En España existe un gran número de habitantes que de una manera u otra consumen drogas con regularidad. Dejando a un lado su nivel de abuso o dependencia, estas sustancias generan unos rasgos característicos que marcan fuertemente su personalidad y su conducta.

A pesar de que las drogas más consumidas son la cocaína y el cannabis en población joven, estadísticamente estas características están presentes de forma generalizada. Conocer este tipo de información es un recurso muy valioso que puede ayudar a gestionar mejor las situaciones de drogadicción y calidad de vida de las personas.

A continuación, explicamos 7 características de las personas que consumen drogas:

Bajo nivel de dopamina

La dopamina es una sustancia química que actúa como sistema de recompensa en el cerebro. Su acción genera una sensación de bienestar ante situaciones placenteras, hecho que puede darse ante el consumo de drogas. Al caer en la adicción, la persona se acostumbra al efecto y necesita consumir cada vez más para sentir el mismo efecto que al principio.

Relaciones sociales conflictivas

Tener un círculo social o familiares cercanos que toman drogas puede ayudar a normalizar el consumo de estupefacientes. Este hecho es más frecuente y tiene más intensidad cuando un individuo joven toma como modelo de conducta a una persona que se droga.

Frustrarse con facilidad

Las personas con poca experiencia a la hora de gestionar situaciones negativas o de gran frustración son más propensas a caer en las drogas. Se trata de una solución temporal que les permite evadirse de la realidad y rehuir del dolor y el malestar.

Entornos que fomentan la adicción

Cuando una persona se relaciona habitualmente con grupos sociales donde se toman drogas frecuentemente, puede darse una situación de normalización del consumo. En consecuencia, se crea la percepción de que se trata de una actividad de ocio positivo que ayuda a conectar mejor con los demás. Acto seguido, se empiezan a minimizar los riesgos que éstas pueden llegar a ocasionar. En grupos más numerosos, el fenómeno de la adicción normalmente pasa desapercibido y tampoco se cuestiona el consumo de drogas como hecho extraordinario.

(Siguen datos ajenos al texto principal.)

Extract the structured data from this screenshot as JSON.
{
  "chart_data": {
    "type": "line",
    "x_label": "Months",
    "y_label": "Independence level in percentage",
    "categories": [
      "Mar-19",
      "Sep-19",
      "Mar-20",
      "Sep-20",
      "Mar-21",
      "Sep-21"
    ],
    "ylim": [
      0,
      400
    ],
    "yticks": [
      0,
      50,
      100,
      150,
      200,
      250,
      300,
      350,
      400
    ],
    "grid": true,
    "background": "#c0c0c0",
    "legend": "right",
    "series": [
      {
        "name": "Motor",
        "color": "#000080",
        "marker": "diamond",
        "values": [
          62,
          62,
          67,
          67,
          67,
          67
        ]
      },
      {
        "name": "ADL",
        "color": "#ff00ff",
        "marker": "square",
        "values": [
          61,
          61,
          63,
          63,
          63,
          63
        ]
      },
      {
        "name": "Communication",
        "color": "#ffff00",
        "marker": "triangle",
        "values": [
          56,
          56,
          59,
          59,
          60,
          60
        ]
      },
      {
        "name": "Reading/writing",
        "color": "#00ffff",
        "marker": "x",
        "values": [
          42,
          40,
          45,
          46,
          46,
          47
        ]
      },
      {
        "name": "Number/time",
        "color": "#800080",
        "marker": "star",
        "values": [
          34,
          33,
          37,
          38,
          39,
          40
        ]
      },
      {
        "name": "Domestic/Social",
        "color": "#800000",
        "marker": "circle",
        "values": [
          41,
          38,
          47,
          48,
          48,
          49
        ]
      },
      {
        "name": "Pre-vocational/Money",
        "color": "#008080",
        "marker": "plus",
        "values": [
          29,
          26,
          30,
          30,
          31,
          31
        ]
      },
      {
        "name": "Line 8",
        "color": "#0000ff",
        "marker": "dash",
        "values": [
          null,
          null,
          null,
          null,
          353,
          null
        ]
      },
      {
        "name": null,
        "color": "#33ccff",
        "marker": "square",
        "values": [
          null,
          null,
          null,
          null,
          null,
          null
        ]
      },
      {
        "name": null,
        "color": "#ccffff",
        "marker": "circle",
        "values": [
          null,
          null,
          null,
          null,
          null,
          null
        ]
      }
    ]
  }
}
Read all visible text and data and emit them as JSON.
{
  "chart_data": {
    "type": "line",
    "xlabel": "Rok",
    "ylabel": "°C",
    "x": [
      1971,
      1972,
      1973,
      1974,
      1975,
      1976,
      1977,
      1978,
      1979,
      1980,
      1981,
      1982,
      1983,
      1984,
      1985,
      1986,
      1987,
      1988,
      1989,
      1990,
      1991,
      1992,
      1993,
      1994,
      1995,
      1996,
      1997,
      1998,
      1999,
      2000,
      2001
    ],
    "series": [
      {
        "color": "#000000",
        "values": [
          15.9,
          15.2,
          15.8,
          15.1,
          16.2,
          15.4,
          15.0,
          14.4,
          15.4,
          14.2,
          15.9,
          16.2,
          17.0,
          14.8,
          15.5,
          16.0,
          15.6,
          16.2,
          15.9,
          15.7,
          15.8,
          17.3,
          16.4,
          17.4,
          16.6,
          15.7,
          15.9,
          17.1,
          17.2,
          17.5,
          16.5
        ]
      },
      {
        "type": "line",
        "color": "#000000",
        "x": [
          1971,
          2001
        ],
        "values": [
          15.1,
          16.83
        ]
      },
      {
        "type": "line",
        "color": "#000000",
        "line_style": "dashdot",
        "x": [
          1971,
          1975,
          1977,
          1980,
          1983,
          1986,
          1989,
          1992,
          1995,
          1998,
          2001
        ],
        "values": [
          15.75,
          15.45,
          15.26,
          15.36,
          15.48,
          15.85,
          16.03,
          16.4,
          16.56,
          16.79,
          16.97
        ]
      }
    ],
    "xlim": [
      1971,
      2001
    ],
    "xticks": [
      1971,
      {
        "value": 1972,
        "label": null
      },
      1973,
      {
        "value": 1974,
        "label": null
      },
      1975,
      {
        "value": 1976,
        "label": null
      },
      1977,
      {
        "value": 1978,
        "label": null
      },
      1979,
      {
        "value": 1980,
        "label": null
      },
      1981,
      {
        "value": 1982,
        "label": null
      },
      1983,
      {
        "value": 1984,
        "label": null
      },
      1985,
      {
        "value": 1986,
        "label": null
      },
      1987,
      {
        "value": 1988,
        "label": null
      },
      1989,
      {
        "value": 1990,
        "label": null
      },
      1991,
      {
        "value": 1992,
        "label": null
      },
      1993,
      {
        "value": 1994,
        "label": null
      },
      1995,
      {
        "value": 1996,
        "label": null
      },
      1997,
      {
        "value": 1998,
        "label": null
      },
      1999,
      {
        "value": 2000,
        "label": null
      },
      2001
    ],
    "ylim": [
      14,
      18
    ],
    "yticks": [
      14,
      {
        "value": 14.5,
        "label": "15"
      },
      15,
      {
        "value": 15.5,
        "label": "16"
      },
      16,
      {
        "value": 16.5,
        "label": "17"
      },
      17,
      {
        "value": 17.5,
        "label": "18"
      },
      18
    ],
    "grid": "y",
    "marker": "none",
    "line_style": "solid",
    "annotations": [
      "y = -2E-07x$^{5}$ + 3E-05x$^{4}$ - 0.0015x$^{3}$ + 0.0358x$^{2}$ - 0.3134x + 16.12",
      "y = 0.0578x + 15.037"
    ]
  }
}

La inconsciencia sin responsabilidad

Las personas curiosas que quieren probar nuevas experiencias y sensaciones, a menudo acaban cayendo en el abuso de las drogas. Se trata del resultado de intentar modificar su estado anímico, aumentar su nivel de adrenalina o “colocarse”. En este tipo de casos, se desestiman los riesgos para prestar más atención a la diversión que provocan los efectos de las drogas.

Episodios de depresión y ansiedad

La gente que toma estupefacientes a menudo tiene trastornos emocionales como cambios de humor negativos, insomnio, depresiones, soledad o vacío existencial. Escapar de la realidad con su consumo ayuda a anestesiar el padecimiento. De modo que la actividad psicológica se reduce y también lo hacen el número de pensamientos y reflexiones internas.

Momentos de baja autoestima

Ya sea antes o después de tomar drogas, los individuos que consumen cuentan siempre con baja autoestima y poca seguridad personal. Esta situación se lleva a cabo como método para cubrir las carencias emocionales y de sus vidas que creen insuficientes. En el caso de los adolescentes es más habitual que se desarrolle el consumo por presión de grupo. De esta forma, se sienten reconocidos por los demás y crean su nueva identidad dentro del colectivo.